First, I would argue that the lack of clarity around the work experience model has encouraged people to assume the worst. Although the placements are voluntary, some sanctions are used against drop-outs, and this scheme operates alongside four week Mandatory Work Activity placements. Moreover, different rules are being applied to ESA claimants, where sanctions (essentially creating a compulsory scheme) seem very much on the table. Having a clear line on each of these variations may have reduced the margin for confusion. Second, the ministers have refused to countenance the possibility that work experience is being implemented inappropriately on the ground. Anecdotal evidence suggests some job seekers at least have been told they have to take the voluntary placement or risk losing their benefits. If the scheme is not being described as intended, and giving itself a bad name, the Government should vow to look into this and tackle concerns with action, rather than simply cast doubt on the motivations of those who are concerned.

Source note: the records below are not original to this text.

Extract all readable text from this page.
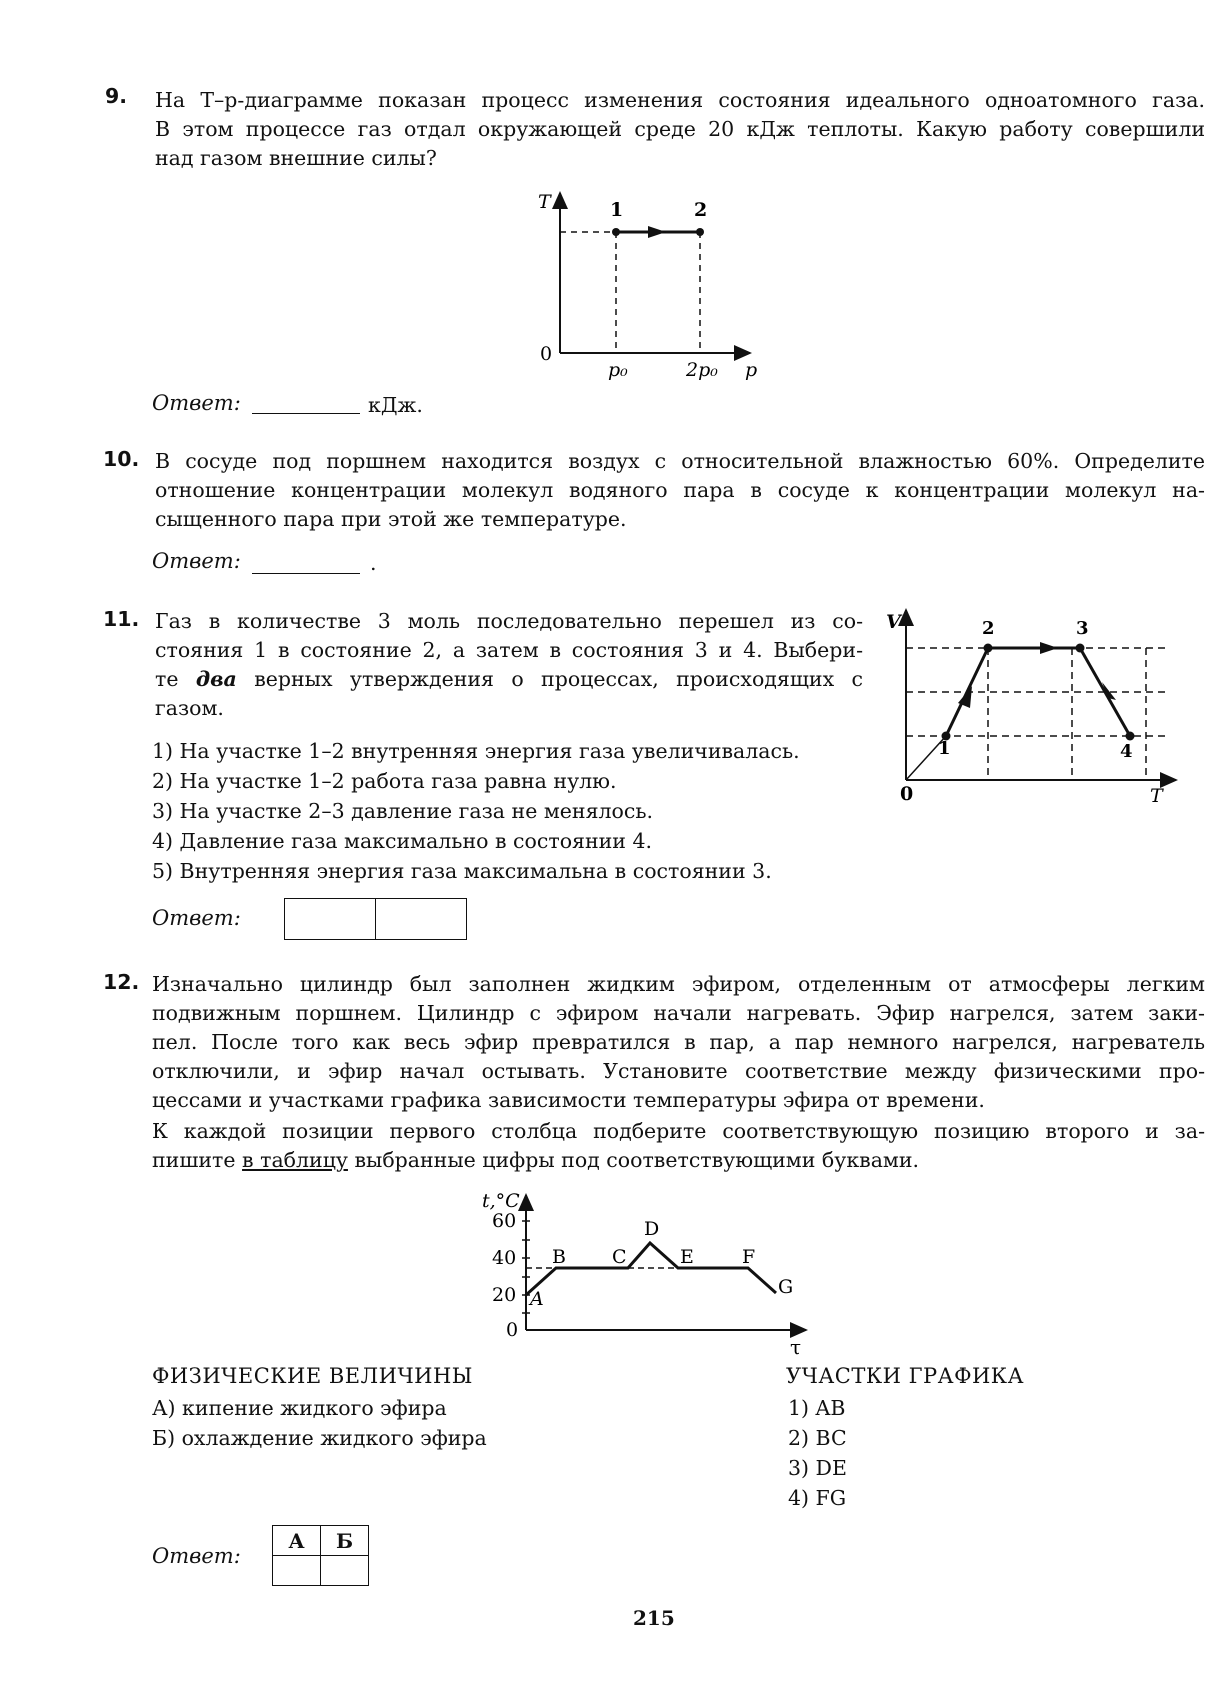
9. На T–p-диаграмме показан процесс изменения состояния идеального одноатомного газа.
В этом процессе газ отдал окружающей среде 20 кДж теплоты. Какую работу совершили
над газом внешние силы?
T
p
0
1	2
p₀	2p₀
Ответ:	кДж.
10. В сосуде под поршнем находится воздух с относительной влажностью 60%. Определите
отношение концентрации молекул водяного пара в сосуде к концентрации молекул на-
сыщенного пара при этой же температуре.
Ответ:	.
11. Газ в количестве 3 моль последовательно перешел из со-
стояния 1 в состояние 2, а затем в состояния 3 и 4. Выбери-
те два верных утверждения о процессах, происходящих с
газом.
1) На участке 1–2 внутренняя энергия газа увеличивалась.
2) На участке 1–2 работа газа равна нулю.
3) На участке 2–3 давление газа не менялось.
4) Давление газа максимально в состоянии 4.
5) Внутренняя энергия газа максимальна в состоянии 3.
V
T
0
1
2	3
4
Ответ:
12. Изначально цилиндр был заполнен жидким эфиром, отделенным от атмосферы легким
подвижным поршнем. Цилиндр с эфиром начали нагревать. Эфир нагрелся, затем заки-
пел. После того как весь эфир превратился в пар, а пар немного нагрелся, нагреватель
отключили, и эфир начал остывать. Установите соответствие между физическими про-
цессами и участками графика зависимости температуры эфира от времени.
К каждой позиции первого столбца подберите соответствующую позицию второго и за-
пишите в таблицу выбранные цифры под соответствующими буквами.
t,°C
τ
60
40
20
0
A
B C
D
E	F
G
ФИЗИЧЕСКИЕ ВЕЛИЧИНЫ
А) кипение жидкого эфира
Б) охлаждение жидкого эфира
УЧАСТКИ ГРАФИКА
1) AB
2) BC
3) DE
4) FG
Ответ:
А	Б

215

Perhaps finally, there is a presentational issue. The sanctions that exist for work placement drop-outs are, according to Chris Grayling, to protect employers from investing in job seekers’ training only to have them stop showing up after a fortnight. I’m sure this rule was well meaning, but it adds to an unfortunate overall impression: that the job seeker is the feckless one, and it is the employer who is doing the government and the jobseeker a service by taking them on. This should be turned on its head. Just as the employer should be protected from drop-outs, so the jobseeker should be protected from a poor quality experience. Their contribution should be given greater value: the employer, after all, is getting eight weeks’ free labour. In return, the employer should be expected to provide a varied and high quality placement, where the job seeker is able to try a few different things, perhaps shadow different people to get the widest range of new skills and experiences. This is not – as the Government is keen to point out – workfare, where people are expected to work in return for their benefits. This is supposed to be a training tool, like a good apprenticeship. To achieve this, the government should forge a ‘responsibility deal’ with employers based on a two-way relationship – work in return for experience. Perhaps if the Government had taken this line from the start, and ensured the scheme was being implemented as such on the ground, then there would have been fewer grey areas for opposition to grow. But it’s certainly not too late – if the Government acts now to tackle the causes of confusion, rather than simply pointing out that people are confused.